Breast cancer is the most common cancer in the UK, and between 5% and 15% of cases are linked to a family history of the illness. NHS screening often starts at age 40 for women with such a history, but charity Breast Cancer Now is recommending that checks begin even earlier – as young as 35 – for those most at risk. The charity believes it could be an "enormous breakthrough" – although researchers say more analysis is needed on the risks, costs and benefits of extending the screening programme. NHS England said a forthcoming review would consider changes to age limits.

Awards fever

The Favourite dominated the Bafta film awards on Sunday night, picking up seven prizes, including best actress for British star Olivia Colman. It was a surprise loser in the best film category though, pipped by Mexican production Roma. Rami Malek won best actor for playing Freddie Mercury in Bohemian Rhapsody. Watch the ceremony highlights.

In the US, female stars dominated at the Grammys – following controversy over the lack of female winners last year – with awards for Lady Gaga, Dua Lipa and Ariana Grande among others. Brooklyn rapper Cardi B became the first solo female to win best rap album. Former First Lady Michelle Obama made a cameo, giving a speech about the unifying power of music. We've picked the stand-out moments from the ceremony and the red carpet.

Is young people's mental health getting worse?

By Rachel Schraer. BBC Reality Check

The number of children seeking help from Child and Adolescent Mental Health Services (Camhs) in England, has more than doubled over the past two years. But establishing how much of this represents an actual rise in young people experiencing problems, and how much is down to better awareness of symptoms and diagnosis, is difficult. Our best shot is to look at a representative sample of the whole population, not just those who've come in contact with mental health services. An NHS survey of young people in England, selected from GP records, did just this.

Read the full article

What the papers say

Differing takes in the papers this morning on Theresa May's response to Labour's Brexit demands.
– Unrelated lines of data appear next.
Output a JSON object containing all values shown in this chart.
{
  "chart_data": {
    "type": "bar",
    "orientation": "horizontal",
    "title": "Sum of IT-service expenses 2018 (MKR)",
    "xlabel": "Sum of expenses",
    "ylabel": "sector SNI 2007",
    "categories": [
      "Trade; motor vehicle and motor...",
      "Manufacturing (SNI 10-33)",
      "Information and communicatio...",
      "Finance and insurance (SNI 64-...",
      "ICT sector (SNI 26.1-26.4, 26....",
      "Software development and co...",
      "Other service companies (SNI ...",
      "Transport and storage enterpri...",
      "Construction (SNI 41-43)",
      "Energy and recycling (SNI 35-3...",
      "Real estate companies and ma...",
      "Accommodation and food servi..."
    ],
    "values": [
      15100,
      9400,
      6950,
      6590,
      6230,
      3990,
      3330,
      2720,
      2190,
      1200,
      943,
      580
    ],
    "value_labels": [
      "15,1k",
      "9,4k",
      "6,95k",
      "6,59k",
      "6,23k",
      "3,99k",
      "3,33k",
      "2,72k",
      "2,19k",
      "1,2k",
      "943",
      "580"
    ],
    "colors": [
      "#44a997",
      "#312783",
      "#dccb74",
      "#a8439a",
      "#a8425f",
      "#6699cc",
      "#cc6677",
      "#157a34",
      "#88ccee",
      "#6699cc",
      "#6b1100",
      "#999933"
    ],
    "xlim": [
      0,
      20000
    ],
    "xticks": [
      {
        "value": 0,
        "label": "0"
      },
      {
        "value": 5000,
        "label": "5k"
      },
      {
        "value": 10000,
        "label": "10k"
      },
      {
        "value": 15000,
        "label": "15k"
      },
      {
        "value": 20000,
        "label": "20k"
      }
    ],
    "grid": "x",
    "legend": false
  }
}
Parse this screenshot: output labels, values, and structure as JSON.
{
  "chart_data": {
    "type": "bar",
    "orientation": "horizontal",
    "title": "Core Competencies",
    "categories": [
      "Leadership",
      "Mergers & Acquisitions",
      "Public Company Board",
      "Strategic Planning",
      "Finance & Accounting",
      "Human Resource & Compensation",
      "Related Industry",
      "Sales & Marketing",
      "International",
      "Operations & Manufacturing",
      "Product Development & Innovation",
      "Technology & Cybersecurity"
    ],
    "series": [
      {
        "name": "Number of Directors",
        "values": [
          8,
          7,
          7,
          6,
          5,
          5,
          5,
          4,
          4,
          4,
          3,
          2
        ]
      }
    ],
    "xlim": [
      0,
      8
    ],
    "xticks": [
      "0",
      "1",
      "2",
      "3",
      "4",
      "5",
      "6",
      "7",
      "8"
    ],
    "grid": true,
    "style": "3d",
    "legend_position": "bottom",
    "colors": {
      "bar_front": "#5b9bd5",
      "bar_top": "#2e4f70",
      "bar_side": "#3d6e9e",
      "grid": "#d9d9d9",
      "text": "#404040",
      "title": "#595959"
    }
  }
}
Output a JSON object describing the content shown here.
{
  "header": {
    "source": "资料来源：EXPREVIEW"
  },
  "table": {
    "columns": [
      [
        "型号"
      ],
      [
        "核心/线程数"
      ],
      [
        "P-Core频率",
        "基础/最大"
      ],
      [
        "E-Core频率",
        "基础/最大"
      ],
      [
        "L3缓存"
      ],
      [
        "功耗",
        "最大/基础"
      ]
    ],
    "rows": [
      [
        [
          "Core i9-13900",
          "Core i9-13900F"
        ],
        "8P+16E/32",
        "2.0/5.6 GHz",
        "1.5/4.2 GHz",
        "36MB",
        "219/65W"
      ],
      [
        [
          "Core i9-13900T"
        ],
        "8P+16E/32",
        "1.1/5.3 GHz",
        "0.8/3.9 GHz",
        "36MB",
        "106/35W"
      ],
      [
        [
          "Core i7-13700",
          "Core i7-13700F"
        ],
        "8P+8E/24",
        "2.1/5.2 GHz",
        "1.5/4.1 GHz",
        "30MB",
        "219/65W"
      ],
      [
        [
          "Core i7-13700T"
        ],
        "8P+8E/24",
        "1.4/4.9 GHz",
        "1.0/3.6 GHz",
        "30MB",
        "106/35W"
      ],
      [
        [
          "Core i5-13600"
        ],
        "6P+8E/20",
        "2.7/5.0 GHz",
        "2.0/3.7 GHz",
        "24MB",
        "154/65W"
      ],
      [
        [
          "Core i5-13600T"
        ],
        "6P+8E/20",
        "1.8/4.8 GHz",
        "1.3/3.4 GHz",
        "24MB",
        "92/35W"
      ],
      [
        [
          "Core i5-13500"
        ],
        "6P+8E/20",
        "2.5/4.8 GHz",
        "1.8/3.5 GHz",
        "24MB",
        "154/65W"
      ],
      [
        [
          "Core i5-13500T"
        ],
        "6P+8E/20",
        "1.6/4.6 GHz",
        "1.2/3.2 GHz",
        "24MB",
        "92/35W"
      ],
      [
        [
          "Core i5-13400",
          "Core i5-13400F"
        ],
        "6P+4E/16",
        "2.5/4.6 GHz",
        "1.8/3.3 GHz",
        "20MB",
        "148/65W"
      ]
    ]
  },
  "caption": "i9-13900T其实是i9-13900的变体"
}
The Daily Telegraph says she "surprised" colleagues by not explicitly ruling out keeping the UK in a customs union, while the Times warns the move risks a cabinet split, involving an "exodus" of ministers. The Guardian, though, thinks Mrs May "has in effect ruled out" Labour's ideas for a compromise. The Metro agrees, claiming she "refused to change tack". Elsewhere, Tuesday sees the end of a consultation on the future of free TV licences for the over-75s, and the Daily Mirror tells readers there are just 24 hours left to "save" the benefit. But the Sun insists the scheme is "simply too much" for the taxpayer to continue funding. Finally, a number of papers report that the non-emergency police number, 101, could be switched off at night because resources are stretched.